WASHINGTON (AP) — The Supreme Court argument over subsidies that help millions of people afford their health insurance suggests that the Obama administration has two chances to attract one critical vote.
The justices will gather in private Friday to cast their votes in the case. The outcome after Wednesday’s argument appears to be in the hands of two conservative justices – one who voted with the court’s four liberals to uphold the law in 2012 and the other who joins the liberals more often, but who would have killed the whole thing three years ago.
If Justice Anthony Kennedy had his way in 2012, there would be no health care case because there would be no Affordable Care Act. Kennedy, whose vote often is decisive in cases that divide the court’s liberals and conservatives, was one of four dissenters who would have struck down the entire law.
But on Wednesday, Kennedy at least left open the possibility that he would not vote the same way again because of a legal concept known as constitutional avoidance. The idea is that judges should avoid interpreting a law in a way that raises constitutional problems if there’s any other reasonable way to view it.
The dispute focuses on four words in the massive health law, “established by the state,” which the challengers say is clear evidence that Congress intended subsidies to go only to people in states that created their own health insurance marketplaces, or exchanges. The idea was to have a carrot-and-stick approach, the challengers’ lawyer, Michael Carvin, said. Congress wanted states to establish their own exchanges and held out generous subsidies to the residents of those that did.
But Kennedy said such a scheme would raise a serious constitutional question about whether the federal government was trying to coerce the states to act.
Kennedy told Carvin that “if your argument is accepted, the states are being told either create your own exchange or we’ll send your insurance market into a death spiral.”
He repeated his concern when Solicitor General Donald Verrilli Jr. defended the administration’s view that subsidies are available everywhere because Congress did not want a law designed to reduce the number of uninsured Americans to leave people unable to afford insurance based on where they live.

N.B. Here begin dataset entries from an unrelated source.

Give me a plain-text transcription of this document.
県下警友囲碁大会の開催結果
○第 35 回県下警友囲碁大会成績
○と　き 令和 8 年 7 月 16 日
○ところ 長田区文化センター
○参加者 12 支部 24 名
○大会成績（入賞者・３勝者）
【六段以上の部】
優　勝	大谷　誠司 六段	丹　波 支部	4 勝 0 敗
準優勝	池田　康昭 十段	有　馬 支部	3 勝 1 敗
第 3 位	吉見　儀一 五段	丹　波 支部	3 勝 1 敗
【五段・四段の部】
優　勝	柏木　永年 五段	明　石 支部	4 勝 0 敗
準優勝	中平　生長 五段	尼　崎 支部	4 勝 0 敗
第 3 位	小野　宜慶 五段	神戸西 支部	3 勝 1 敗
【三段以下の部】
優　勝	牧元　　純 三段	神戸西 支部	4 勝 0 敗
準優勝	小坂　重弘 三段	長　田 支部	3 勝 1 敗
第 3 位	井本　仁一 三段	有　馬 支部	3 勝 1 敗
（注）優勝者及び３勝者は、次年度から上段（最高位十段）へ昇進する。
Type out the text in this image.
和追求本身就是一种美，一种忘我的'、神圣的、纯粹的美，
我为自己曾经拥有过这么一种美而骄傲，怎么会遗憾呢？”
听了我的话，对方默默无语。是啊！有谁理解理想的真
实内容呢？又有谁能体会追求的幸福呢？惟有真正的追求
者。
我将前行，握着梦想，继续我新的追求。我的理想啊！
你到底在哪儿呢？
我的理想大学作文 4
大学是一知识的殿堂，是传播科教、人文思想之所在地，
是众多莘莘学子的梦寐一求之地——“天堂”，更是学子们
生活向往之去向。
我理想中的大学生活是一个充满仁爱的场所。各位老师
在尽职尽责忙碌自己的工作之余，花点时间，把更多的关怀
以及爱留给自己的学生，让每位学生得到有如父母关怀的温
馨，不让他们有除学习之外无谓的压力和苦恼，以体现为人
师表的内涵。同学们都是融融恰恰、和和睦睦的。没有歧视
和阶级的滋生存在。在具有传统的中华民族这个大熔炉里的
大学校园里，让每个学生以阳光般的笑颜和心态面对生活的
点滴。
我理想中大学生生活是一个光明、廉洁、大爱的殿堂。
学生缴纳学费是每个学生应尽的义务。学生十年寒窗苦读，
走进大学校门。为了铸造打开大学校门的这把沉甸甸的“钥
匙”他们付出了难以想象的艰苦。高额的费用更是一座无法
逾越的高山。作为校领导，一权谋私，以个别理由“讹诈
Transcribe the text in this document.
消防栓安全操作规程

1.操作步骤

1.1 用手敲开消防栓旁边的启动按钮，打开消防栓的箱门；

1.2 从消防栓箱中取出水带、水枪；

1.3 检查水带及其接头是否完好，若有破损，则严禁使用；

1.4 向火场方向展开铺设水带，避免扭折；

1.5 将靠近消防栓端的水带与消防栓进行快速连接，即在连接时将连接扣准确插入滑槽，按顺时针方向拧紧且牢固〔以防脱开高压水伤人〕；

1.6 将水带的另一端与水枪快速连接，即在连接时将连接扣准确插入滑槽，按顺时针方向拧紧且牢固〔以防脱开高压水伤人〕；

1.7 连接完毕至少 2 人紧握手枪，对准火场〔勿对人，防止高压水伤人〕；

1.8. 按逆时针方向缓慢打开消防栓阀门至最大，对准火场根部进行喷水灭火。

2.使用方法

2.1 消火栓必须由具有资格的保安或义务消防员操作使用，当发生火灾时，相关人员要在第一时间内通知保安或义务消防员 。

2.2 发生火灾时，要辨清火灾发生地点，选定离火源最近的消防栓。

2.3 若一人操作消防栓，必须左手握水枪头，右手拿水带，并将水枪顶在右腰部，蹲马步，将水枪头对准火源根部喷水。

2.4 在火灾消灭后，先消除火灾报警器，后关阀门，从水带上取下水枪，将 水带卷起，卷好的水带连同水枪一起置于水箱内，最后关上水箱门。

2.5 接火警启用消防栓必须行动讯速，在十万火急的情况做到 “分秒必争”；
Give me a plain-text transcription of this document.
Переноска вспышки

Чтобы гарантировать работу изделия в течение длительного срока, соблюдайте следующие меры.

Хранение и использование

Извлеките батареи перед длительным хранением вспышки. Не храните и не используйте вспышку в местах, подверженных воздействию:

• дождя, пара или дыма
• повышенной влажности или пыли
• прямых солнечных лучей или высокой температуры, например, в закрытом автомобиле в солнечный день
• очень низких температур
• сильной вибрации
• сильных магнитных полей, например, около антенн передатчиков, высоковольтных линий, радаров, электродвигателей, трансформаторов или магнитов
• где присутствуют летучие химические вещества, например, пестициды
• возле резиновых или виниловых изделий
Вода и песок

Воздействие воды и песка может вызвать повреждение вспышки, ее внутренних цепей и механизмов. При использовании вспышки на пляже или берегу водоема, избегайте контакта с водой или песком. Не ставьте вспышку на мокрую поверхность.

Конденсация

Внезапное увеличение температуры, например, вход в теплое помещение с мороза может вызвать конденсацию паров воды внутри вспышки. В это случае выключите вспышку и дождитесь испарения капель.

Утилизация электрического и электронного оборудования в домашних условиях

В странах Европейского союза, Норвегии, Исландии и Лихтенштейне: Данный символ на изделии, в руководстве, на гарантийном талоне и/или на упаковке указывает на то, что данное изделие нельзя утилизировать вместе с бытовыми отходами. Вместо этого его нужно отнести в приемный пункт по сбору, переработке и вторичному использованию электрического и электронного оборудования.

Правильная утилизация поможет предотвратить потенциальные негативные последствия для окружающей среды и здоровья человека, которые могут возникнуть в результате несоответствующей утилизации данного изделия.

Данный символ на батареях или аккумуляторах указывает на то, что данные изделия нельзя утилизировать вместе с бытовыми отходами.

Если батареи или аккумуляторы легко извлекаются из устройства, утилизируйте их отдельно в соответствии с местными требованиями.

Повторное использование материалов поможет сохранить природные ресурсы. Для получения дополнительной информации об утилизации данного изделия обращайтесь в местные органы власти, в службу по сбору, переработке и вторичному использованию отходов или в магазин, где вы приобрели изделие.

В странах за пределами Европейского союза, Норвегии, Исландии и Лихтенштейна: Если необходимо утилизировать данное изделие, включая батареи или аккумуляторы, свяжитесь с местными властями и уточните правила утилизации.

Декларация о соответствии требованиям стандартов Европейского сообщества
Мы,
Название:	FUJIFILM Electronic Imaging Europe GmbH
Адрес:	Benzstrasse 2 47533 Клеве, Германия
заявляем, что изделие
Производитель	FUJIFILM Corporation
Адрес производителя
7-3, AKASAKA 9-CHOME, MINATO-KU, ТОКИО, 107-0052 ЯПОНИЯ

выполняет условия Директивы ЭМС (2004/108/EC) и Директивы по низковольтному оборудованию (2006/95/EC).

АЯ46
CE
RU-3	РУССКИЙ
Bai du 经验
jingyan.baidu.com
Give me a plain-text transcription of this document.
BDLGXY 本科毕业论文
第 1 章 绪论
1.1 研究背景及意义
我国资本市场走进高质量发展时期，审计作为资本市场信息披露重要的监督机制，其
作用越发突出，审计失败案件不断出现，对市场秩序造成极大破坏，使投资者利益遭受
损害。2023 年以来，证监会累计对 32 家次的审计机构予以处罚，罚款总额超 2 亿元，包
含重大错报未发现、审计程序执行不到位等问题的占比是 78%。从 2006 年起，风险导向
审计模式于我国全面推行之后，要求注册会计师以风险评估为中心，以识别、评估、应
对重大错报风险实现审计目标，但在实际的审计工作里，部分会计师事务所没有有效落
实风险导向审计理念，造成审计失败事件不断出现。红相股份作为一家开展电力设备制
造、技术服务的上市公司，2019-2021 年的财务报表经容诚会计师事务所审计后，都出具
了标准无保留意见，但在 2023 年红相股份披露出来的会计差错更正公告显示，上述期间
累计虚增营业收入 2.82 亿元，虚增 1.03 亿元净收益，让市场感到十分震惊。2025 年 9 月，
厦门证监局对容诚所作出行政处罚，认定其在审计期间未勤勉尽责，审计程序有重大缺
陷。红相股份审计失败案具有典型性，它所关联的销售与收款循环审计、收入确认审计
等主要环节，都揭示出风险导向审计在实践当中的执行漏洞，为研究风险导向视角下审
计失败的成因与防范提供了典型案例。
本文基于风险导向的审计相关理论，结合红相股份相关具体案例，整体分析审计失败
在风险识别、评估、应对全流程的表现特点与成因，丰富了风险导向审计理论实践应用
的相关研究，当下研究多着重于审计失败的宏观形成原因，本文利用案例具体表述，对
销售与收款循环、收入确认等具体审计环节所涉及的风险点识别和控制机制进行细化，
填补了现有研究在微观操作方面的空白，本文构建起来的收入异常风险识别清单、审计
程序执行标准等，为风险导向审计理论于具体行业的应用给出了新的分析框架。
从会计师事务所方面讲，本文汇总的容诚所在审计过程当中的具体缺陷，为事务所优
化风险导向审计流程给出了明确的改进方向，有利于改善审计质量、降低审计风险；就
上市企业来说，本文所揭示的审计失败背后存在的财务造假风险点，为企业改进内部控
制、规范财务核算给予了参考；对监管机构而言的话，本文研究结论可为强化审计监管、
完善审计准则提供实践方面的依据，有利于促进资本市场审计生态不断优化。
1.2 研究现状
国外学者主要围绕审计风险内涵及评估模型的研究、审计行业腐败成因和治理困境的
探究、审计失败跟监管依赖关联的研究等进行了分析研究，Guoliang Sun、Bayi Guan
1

If Carvin is right, “this is just not a rational choice for the states to make and … they’re being coerced,” Kennedy said. “And that you then have to invoke the standard of constitutional avoidance.”
Verrilli agreed with Kennedy that he was raising yet another reason for the court to adopt the administration’s view.
Not everything the justice said, though, cut in the administration’s favor. He told Carvin there may be no other reasonable way to read the provision at issue. “It may well be that you’re correct as to these words, and there’s nothing we can do. I understand that,” Kennedy said. He also did not sound persuaded by Verrilli’s portrayal of the law to allow subsidies nationwide.
Kennedy’s comments could give both sides reason to hope. Chief Justice John Roberts said so little that Carvin told reporters after the argument, “It would be a fool’s errand to infer anything from silence.”
Roberts disappointed Carvin and other conservatives when he cast the decisive vote in favor of the health care law in 2012.
The chief justice never has trouble getting a question in during arguments, so his quiet approach Wednesday could only have been deliberate.
Each side in the case argues that the law unambiguously supports only its position. However, one other option for the court would be to declare that the law is ambiguous when it comes to subsidies, and therefore defer to the Internal Revenue Service’s regulations making tax credits available nationwide.
Verrilli advanced this point as his backup argument, provoking one of Roberts’ few comments. If the court finds that the law is ambiguous and bows to the current administration’s take on the law, Roberts said, “that would indicate that a subsequent administration could change that interpretation.”
It will be late June before it is clear whether the remark was a signal to either side.
The case is King v. Burwell, 14-114.